30 Oct 2023


by Chuma Vabaza, Partner, Durban,
Practice Area(s): Employment |

On 25 October 2023, in the case of Van Wyk and others v Minister of Employment and Labour, the High Court in Johannesburg handed down a groundbreaking judgment concerning the leave entitlements of new parents in the workplace.

Mr Van Wyk is a salaried employee, whilst Mrs Van Wyk is a business owner. Given their circumstances, when they had a new baby, they preferred that Mrs Van Wyk returned to trade as soon as possible because they feared the business might fail were she to take an extended period of leave from it. On the other hand, Mr Van Wyk would be the primary caregiver during the early infancy of their child.

What stood in the way though was that the Basic Conditions of Employment Act (“the BCEA”) only entitled Mr Van Wyk to take 10 days’ paternity leave compared to the 4 consecutive months that Mrs Van Wyk would be entitled to as a birth mother. To circumvent this, Mr Van Wyk took extended annual leave from his work, part of which was unpaid. Further, he was also not entitled to any UIF benefits. The Van Wyks, therefore, argued before the court that sections 25, 25A, 25B and 25C of the BCEA are unconstitutional insofar as they unfairly differentiate between a mother and a father in respect of maternity and paternity leave. An additional question that the court was faced with is whether the BCEA also unfairly discriminates against commissioning and adoptive mothers by only providing for a 10 – week leave period for them as opposed to the 16 weeks that birth mothers are entitled to.

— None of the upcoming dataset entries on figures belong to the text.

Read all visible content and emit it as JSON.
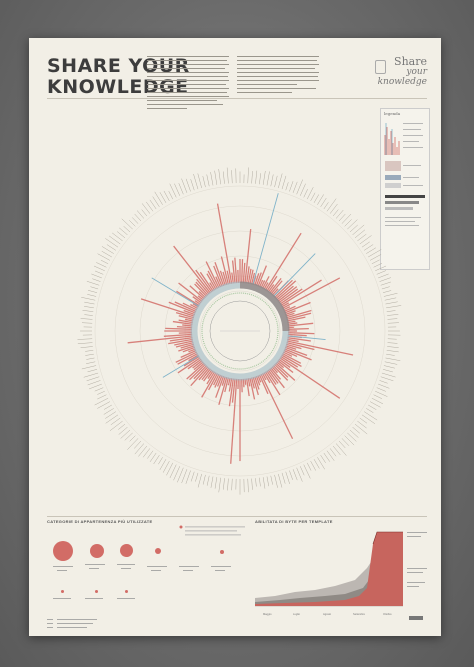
{
  "poster": {
    "title_line1": "SHARE YOUR",
    "title_line2": "KNOWLEDGE",
    "brand_line1": "Share",
    "brand_line2": "your",
    "brand_line3": "knowledge"
  },
  "legend": {
    "title": "legenda"
  },
  "sections": {
    "categories_title": "CATEGORIE DI APPARTENENZA PIÙ UTILIZZATE",
    "activity_title": "ABILITATA DI BYTE PER TEMPLATE"
  },
  "timeline": {
    "months": [
      "Maggio",
      "Luglio",
      "Agosto",
      "Settembre",
      "Ottobre"
    ]
  },
  "colors": {
    "accent": "#d26c66",
    "teal": "#7fb3c9",
    "grey": "#8a8a8a",
    "paper": "#f2efe6"
  }
}
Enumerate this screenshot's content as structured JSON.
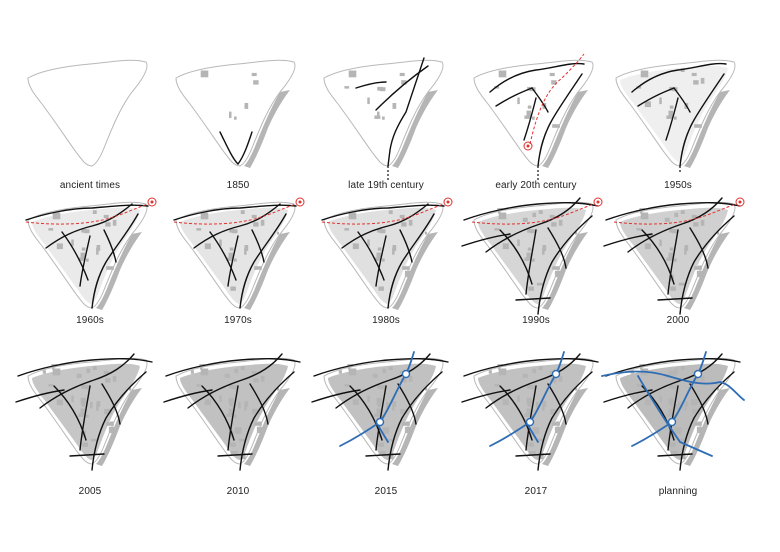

Addressing the issue of paternity leave for fathers, the court reasoned that to accord them a paltry 10 days’ leave speaks to a mindset that regards the father involvement in early parenting as marginal. In this sense, the BCEA is offensive to the norms of the Constitution as it impairs a father’s dignity. The court further determined that a father who chooses to share in the gruelling yet rewarding experience of early child nurturing can indeed complain that the absence of equal recognition in the BCEA is unfair discrimination.

On the question of commissioning and adoptive mothers, the court decided that no honourable explanation comes to mind in granting them 6 weeks less leave compared to birth mothers. The fact that they may not have experienced physical child birth is no acceptable justification for the discrimination.

Under the circumstances, it seemed inescapable that the court would declare, as it ultimately did, that sections 25, 25A, 25B and 25C of the BCEA, together with the corresponding provisions of the Unemployment Insurance Fund Act, are invalid as they are inconsistent with the provisions of sections 9 and 10 of the Constitution. Whilst this declaration of invalidity has been suspended for two years to allow Parliament to cure the defects, the court has ruled that in the interim, the groups of parents referred to in this article shall enjoy the same maternity and paternity leave benefits as their comparators. Absent any appeal from the Minister of Employment and Labour or the Constitutional Court disagreeing with the High Court judgment, a new dawn has been ushered in for new parents.